4. Are they asking the child to demonstrate understanding and teach a new skill at the same time?
a. If they are trying to teach a new skill along with assessing the child’s understanding, you most likely should make sure that this skill is still taught. You do not want to always change your child’s assessments if it means he or she is not learning new skills along the way.
b. For example, an oral presentation on a book report serves as the measurement of understanding of what took place in the book. However, the process and presentation is a learned skill that must be taught with specific modeling and guided instruction. This is a valuable skill that they will need to build on throughout their educational career and after.
IV. Know your Time Frame
1. Is the time frame in which the curriculum wants your child to complete the assignment reasonable?
2. Does it give enough time for you to model and teach the concept to your child in light of his or her preferred learning style? This does not mean you are catering to your child’s learning style, but if the assignment is pushing him to work in a weaker learning style, you must keep in mind that it will be more of a struggle.
3. Is it too much time? Will your child be overtaken by his or her detail orientations and spend too much time, when he or she could do it quicker? Is it too long of a time frame, and risks the chance of the child becoming bored and unmotivated before the end of the project? If so…MODIFY!

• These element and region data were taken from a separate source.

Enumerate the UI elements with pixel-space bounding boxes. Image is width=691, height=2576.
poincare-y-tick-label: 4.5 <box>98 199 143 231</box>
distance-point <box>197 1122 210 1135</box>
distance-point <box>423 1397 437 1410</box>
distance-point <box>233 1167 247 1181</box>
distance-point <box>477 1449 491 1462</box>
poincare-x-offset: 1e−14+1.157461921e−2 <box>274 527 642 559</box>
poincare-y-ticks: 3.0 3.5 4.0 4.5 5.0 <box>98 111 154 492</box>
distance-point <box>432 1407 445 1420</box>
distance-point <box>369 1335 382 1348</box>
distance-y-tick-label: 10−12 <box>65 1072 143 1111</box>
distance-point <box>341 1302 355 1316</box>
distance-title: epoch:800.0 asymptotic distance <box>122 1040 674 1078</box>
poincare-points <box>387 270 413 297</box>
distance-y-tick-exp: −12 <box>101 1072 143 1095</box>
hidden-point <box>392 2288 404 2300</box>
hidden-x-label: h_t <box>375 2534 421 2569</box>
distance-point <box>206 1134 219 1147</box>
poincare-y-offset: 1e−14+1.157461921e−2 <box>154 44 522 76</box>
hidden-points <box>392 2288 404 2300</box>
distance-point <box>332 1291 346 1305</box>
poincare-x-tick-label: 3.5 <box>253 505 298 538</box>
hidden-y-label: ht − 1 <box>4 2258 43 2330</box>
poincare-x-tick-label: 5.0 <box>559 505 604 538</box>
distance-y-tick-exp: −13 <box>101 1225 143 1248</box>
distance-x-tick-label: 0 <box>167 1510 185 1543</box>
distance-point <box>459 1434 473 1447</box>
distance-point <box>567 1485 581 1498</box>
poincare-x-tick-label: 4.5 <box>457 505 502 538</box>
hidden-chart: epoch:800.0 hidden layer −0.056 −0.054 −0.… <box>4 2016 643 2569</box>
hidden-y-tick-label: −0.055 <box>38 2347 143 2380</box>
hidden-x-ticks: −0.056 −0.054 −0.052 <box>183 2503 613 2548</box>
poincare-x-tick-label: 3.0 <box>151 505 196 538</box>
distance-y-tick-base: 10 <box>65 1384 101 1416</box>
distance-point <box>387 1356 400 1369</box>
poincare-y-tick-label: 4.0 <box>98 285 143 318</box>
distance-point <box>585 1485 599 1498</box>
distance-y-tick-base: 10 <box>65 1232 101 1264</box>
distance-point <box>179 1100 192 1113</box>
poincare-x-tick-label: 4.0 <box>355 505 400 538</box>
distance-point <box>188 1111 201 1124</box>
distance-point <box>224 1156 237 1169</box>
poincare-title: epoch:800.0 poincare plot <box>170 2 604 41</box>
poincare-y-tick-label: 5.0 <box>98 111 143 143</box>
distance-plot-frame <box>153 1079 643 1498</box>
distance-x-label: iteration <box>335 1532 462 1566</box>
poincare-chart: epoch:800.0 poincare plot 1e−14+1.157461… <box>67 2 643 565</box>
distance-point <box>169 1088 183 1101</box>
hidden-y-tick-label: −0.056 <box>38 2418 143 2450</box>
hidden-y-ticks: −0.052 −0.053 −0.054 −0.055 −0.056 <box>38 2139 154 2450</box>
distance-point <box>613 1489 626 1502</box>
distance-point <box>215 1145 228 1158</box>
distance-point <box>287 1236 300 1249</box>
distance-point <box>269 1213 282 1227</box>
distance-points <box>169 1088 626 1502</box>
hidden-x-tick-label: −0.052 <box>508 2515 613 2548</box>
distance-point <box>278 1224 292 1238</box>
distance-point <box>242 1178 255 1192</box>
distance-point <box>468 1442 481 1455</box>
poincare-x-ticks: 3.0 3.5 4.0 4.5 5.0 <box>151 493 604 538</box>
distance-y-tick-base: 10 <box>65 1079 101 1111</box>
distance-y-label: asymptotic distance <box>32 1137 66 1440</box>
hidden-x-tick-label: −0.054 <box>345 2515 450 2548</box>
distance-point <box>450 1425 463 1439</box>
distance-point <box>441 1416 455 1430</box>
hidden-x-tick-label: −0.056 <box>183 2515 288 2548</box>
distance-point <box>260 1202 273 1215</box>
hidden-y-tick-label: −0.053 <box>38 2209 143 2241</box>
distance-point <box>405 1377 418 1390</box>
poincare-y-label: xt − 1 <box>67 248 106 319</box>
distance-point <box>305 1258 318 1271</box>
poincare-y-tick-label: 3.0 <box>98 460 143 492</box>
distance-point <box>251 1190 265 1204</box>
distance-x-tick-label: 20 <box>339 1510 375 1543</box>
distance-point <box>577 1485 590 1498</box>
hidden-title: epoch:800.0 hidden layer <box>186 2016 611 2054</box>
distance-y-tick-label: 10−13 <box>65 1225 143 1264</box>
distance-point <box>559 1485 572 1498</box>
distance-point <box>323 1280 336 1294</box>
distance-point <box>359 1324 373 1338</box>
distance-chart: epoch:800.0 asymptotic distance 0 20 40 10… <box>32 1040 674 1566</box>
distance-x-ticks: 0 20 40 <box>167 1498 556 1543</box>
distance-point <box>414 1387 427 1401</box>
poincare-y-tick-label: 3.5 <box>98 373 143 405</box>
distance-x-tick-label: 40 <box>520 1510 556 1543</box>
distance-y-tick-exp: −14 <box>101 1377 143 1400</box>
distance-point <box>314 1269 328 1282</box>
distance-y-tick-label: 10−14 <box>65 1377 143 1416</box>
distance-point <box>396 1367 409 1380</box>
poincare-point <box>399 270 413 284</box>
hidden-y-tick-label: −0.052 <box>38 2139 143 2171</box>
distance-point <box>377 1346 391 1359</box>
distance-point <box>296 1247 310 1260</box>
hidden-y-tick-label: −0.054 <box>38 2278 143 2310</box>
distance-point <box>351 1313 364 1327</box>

4. Will your child be able to do a good job and feel as though he or she was able to do his or her best? If the child is given little time to accomplish a new skill or understand new information, it only breeds frustration, stress and a lack of motivation for the next time. Keep in mind how you feel when you are rushed and know the job you are doing is not going to be given the chance to be up to the standard that you would like. Your child can feel the same way with his or her work in the classroom. Time limits are necessary for those children that tend to take a long time with everything, but consider whether it is giving your child a fair chance to engage in a positive learning experience with the amount of time the curriculum has allotted. If not…MODIFY!
V. Know what you and your child are capable of: This brings FREEDOM TO MODIFY.
A. You know your child better than anyone else – if the curriculum is not pushing them enough – and you know they are capable of more – it’s time to modify!
B. If you know the curriculum is demanding too much of your child because they spend all day in home school, work on things 2-4 hours after school, and still cannot accomplish what the curriculum is expecting. It’s time to modify!
C. Professional teachers do not always finish the curriculum all the time – they modify and sometimes that means they just don’t finish everything. They are constantly changing and working with curriculum to make it more appealing to the students and a stronger learning experience based upon the learning styles they have in the classroom. You are the teacher and you have freedom to change the book!